Closing the loop with verify

LLMs and coding agents often claim work they did not finish. verify is the gate:

aiseo audit page.html --out before.json
# ...agent edits page.html...
aiseo verify before.json page.html

Returns a typed diff:

{
  "previous": { "score": 60 },
  "current":  { "score": 92 },
  "delta": {
    "score_change": 32,
    "fixed":         ["og:title absent.", "dateModified absent. ..."],
    "regressed":     [],
    "still_present": []
  },
  "verdict": "pass"
}

Exit code is 1 if anything is still present or a new suggestion regressed. The audit data is on stdout regardless — the gate only flips the exit code.

Why this exists

The Python skill at claude-skill-seo-geo-optimizer was a 13-script bundle stitched together with regex and urllib. It worked, but the install footprint was big, the parsing was brittle, and it was ergonomically wrong for an agent: too many subcommands, too much documentation in the skill file, and no way to call it without Python on the box.
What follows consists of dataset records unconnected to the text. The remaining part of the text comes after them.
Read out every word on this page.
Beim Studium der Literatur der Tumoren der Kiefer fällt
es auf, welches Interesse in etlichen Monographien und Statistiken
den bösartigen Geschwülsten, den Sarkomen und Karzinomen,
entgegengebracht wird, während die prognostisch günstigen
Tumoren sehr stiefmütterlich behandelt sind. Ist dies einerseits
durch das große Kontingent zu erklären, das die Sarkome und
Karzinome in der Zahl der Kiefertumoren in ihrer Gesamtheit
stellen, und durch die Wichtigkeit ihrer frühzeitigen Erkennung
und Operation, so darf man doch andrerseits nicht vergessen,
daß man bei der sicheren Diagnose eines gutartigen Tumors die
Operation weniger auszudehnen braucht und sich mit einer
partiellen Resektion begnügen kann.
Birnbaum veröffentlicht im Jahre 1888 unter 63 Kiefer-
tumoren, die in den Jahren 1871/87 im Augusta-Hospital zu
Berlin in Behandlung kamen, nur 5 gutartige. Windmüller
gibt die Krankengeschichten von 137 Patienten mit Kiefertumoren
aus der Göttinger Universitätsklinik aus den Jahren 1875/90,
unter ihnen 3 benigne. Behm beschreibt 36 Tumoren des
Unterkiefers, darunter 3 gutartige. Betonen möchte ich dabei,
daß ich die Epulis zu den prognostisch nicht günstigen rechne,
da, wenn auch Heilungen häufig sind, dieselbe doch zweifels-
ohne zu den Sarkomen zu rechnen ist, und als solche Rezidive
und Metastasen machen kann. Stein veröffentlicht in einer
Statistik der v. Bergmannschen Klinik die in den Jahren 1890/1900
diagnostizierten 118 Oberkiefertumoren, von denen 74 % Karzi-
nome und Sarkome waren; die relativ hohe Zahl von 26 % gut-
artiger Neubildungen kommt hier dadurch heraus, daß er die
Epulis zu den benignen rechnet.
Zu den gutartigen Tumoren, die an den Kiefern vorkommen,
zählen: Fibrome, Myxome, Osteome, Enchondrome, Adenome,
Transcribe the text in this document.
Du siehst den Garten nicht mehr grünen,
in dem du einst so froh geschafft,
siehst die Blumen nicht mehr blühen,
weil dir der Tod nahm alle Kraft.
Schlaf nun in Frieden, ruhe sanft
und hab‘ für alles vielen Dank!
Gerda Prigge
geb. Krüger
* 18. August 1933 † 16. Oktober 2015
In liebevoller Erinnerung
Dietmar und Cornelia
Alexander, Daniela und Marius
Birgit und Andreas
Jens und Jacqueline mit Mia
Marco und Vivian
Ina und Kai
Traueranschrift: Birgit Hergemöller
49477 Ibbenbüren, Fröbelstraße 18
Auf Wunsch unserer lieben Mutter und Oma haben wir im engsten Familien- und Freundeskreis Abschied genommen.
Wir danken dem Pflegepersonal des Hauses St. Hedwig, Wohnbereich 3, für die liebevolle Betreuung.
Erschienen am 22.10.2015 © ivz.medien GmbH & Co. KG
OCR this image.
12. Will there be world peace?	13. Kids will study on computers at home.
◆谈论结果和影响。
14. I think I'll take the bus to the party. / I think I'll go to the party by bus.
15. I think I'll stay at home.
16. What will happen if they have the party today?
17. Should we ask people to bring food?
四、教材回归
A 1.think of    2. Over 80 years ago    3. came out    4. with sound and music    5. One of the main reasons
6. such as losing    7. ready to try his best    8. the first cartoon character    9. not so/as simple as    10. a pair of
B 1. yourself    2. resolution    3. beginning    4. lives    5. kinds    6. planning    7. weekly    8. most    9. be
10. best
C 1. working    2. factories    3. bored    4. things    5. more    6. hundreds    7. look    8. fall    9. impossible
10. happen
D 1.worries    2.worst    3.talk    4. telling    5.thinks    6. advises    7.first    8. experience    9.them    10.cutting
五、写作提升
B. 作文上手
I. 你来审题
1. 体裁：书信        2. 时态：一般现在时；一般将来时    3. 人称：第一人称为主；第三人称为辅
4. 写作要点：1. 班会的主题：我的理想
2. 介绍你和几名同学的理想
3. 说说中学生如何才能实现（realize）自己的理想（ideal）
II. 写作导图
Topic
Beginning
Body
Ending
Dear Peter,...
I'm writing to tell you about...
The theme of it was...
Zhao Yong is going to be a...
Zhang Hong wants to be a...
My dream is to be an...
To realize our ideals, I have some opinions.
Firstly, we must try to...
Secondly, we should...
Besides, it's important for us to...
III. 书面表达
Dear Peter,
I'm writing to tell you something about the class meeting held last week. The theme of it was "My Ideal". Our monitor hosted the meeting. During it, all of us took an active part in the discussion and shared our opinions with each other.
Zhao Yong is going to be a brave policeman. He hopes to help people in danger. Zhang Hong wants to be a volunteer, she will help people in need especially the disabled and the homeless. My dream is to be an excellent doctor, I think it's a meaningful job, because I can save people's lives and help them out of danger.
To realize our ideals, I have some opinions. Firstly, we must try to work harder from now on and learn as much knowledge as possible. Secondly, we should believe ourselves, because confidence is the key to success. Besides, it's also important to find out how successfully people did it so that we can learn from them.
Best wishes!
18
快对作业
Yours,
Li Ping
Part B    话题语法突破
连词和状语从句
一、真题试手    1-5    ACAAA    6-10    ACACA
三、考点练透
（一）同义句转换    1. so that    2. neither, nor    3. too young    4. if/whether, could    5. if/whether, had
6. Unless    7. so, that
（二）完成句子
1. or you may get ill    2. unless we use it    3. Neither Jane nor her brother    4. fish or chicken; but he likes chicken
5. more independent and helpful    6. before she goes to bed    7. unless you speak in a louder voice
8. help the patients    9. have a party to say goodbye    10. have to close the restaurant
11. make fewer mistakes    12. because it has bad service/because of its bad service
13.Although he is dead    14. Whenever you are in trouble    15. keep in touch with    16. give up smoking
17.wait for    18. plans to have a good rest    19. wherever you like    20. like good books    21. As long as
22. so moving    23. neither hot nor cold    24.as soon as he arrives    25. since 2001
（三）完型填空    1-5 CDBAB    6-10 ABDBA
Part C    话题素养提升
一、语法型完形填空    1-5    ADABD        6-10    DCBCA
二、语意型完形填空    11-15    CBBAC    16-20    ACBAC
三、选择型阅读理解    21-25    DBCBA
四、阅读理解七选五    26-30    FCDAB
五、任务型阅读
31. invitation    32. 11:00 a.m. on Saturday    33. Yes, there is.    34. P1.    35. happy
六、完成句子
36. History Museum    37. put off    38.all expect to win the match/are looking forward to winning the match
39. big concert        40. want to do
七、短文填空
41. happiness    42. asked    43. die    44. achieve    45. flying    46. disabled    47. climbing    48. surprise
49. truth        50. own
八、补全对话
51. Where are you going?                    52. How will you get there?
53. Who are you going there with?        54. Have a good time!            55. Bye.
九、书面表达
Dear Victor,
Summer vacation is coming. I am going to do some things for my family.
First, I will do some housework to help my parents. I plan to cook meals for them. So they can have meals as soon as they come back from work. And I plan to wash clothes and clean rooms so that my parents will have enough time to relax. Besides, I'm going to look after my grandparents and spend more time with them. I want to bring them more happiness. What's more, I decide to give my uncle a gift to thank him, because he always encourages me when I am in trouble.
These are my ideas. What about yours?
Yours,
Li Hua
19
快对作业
aiseo collapses the same surface into a single binary, parses HTML with scraper instead of regex, returns honest typed JSON, and ships zero documentation in the skill — the binary describes itself.

Research basis (May 2026)

The audit's heuristics are grounded in the post-Gemini-3 AI search landscape:

  • Position bias — first ~30% of a page captures ~44% of AI-search citations (iPullRank, AIBoost 2026).
  • Schema — useful for entity clarity and rich results, but only ~+2.4% AI Mode citation lift in the Ahrefs 1,885-page test. Don't oversell it.
  • Freshness — Perplexity and the post-Gemini-3 AI Overviews both lift recently-modified content.
  • Named credentials and primary-source citations — held up in the AgenticGEO and Citation Selection vs Absorption studies (2026).
  • FAQ rich results — retired by Google on 7 May 2026, but FAQ schema still matters for Bing, Brave, DuckDuckGo, and as a structural signal for AI platforms.

Exit codes

  • 0 — success
  • 1 — transient (IO / network) — retry
  • 2 — config error — fix setup
  • 3 — bad input — fix arguments
  • 4 — rate limited — wait and retry

Licence

MIT. © Boris Djordjevic, 199 Biotechnologies.